Implementation Details
The model was trained using Google's TensorFlow Research Cloud (TFRC) on a TPU v3-8 for 2 million steps. It's primarily available in PyTorch-Transformers compatible format, though TensorFlow checkpoints can be requested. The implementation follows the base BERT architecture, optimized for Turkish language characteristics.
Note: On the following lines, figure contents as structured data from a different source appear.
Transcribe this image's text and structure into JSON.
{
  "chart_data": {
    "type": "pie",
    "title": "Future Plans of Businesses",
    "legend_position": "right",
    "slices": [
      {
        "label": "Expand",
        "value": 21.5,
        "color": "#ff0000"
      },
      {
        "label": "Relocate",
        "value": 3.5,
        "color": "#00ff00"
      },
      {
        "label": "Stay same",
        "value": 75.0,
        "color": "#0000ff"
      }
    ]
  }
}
- Trained on a filtered and sentence segmented corpus of 35GB
- Processes uncased (lowercase) Turkish text
- Compatible with Transformers library version ≥ 2.3
- Includes specialized tokenization for Turkish language
Core Capabilities
- Turkish language understanding and processing
- Support for PoS tagging and NER tasks
- Efficient tokenization of Turkish text
- Seamless integration with Hugging Face's Transformers library
Frequently Asked Questions
Q: What makes this model unique?
This model is specifically optimized for Turkish language processing, trained on an extensive and diverse dataset of Turkish text. It's one of the few dedicated Turkish BERT models available with community support and extensive testing.
Q: What are the recommended use cases?
The model is well-suited for Turkish natural language processing tasks including part-of-speech tagging, named entity recognition, and general language understanding tasks. It's particularly valuable for applications requiring Turkish text analysis and processing.